The future is finally here – ok, well, that statement doesn’t actually make logical sense, but Google has developed a car that DRIVES ITSELF. The unmanned car is capable of driving on public highways, not just on a closed-off race course like past videos.
The Defense Advanced Research Projects Agency (DARPA), the most prominent research organization in the United States Department of Defense, has been holding cash price competitions for driverless vehicles.
The competitions included an off-road course and an urban environment. The last event was held in 2007. Since then Google has been advancing their technology that was developed through these events.
Google’s driverless Toyota Prius has 140,000 miles of drive-time on the roads between their Mountain View, Calif., headquarters and its office in Santa Monica, Calif.
‘They’ve driven down Lombard Street, crossed the Golden Gate bridge, navigated the Pacific Coast Highway, and even made it all the way around Lake Tahoe,’ said Sebastian Thrun in a blog post on Saturday.
He continued, ‘Our automated cars use video cameras, radar sensors and a laser range finder to ‘see’ other traffic, as well as detailed maps (which we collect using manually driven vehicles) to navigate the road ahead,’ explained Google software engineer Sebastian Thrun in a blog post on Saturday. ‘This is all made possible by Google’s data centers, which can process the enormous amounts of information gathered by our cars when mapping their terrain.’

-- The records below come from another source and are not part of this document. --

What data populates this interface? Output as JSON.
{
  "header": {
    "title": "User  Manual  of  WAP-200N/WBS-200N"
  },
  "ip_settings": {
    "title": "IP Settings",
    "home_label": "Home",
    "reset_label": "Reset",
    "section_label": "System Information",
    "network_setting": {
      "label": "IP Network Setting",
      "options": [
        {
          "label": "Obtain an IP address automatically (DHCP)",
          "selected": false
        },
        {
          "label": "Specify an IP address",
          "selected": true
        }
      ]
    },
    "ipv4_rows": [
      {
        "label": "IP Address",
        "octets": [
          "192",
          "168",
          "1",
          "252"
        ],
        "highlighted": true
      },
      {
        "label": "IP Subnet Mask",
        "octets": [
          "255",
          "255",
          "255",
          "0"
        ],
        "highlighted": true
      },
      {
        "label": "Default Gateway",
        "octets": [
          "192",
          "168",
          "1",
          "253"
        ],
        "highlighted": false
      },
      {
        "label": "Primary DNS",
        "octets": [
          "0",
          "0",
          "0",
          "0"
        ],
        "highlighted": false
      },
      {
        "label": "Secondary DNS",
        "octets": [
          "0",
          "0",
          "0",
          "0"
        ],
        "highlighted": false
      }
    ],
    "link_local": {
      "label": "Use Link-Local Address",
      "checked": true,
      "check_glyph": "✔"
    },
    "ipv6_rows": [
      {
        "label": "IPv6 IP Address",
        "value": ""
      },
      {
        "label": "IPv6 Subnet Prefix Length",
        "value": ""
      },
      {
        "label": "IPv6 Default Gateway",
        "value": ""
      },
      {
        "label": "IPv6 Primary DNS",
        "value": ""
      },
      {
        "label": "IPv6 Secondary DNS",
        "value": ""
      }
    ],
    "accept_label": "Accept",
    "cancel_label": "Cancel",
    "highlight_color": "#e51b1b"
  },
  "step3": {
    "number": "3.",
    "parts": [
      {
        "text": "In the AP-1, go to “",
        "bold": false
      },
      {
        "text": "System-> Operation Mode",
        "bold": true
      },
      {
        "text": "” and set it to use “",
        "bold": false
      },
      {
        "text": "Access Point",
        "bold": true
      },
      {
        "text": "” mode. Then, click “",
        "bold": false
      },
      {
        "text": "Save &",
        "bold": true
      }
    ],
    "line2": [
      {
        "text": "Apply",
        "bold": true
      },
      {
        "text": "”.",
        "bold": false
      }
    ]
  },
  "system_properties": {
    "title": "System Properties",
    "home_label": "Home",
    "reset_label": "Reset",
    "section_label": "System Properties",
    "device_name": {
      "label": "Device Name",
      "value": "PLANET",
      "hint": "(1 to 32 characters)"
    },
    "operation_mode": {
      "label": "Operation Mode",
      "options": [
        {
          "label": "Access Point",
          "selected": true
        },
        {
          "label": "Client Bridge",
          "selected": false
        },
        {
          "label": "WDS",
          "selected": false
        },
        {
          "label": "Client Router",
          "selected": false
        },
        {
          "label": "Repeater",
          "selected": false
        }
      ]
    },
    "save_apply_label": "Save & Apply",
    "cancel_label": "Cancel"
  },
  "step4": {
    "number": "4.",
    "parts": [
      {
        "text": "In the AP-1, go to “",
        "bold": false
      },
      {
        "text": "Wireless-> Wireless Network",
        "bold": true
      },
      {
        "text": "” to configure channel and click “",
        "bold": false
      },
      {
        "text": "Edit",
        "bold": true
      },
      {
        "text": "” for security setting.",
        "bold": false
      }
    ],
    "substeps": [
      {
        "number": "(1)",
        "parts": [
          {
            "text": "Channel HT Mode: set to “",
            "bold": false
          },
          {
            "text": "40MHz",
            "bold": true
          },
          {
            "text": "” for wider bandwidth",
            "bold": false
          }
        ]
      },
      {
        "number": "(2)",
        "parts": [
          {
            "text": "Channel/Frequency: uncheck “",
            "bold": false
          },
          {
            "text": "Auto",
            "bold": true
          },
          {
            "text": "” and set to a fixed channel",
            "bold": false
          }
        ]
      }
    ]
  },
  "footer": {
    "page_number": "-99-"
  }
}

But, the car was never quite unmanned and safety was Google’s first priority. The vehicles always had a trained safety driver sitting at the wheel incase the systems malfunctioned and a software operator in the passenger seat to monitor the coding.
‘According to the World Health Organization, more than 1.2 million lives are lost every year in road traffic accidents. We believe our technology has the potential to cut that number, perhaps by as much as half, said Thrun.
Google is also confident that driverless cars will promote ‘car sharing’ and reduce environmental pollution. Eventually, Google wants to use their technology to create a new ‘highway train of tomorrow.’
These specialized major roadway trains would cut energy consumption and increase the number of people that can be transported without the use of cars.
The U.S. Department of Transportation estimates the average person spends 52 minutes each work day commuting. Google wants us to imagine a future world where you can spend more time being productive through the use of their unmanned vehicles.
I hope to be retired by the time this plan comes into fruition.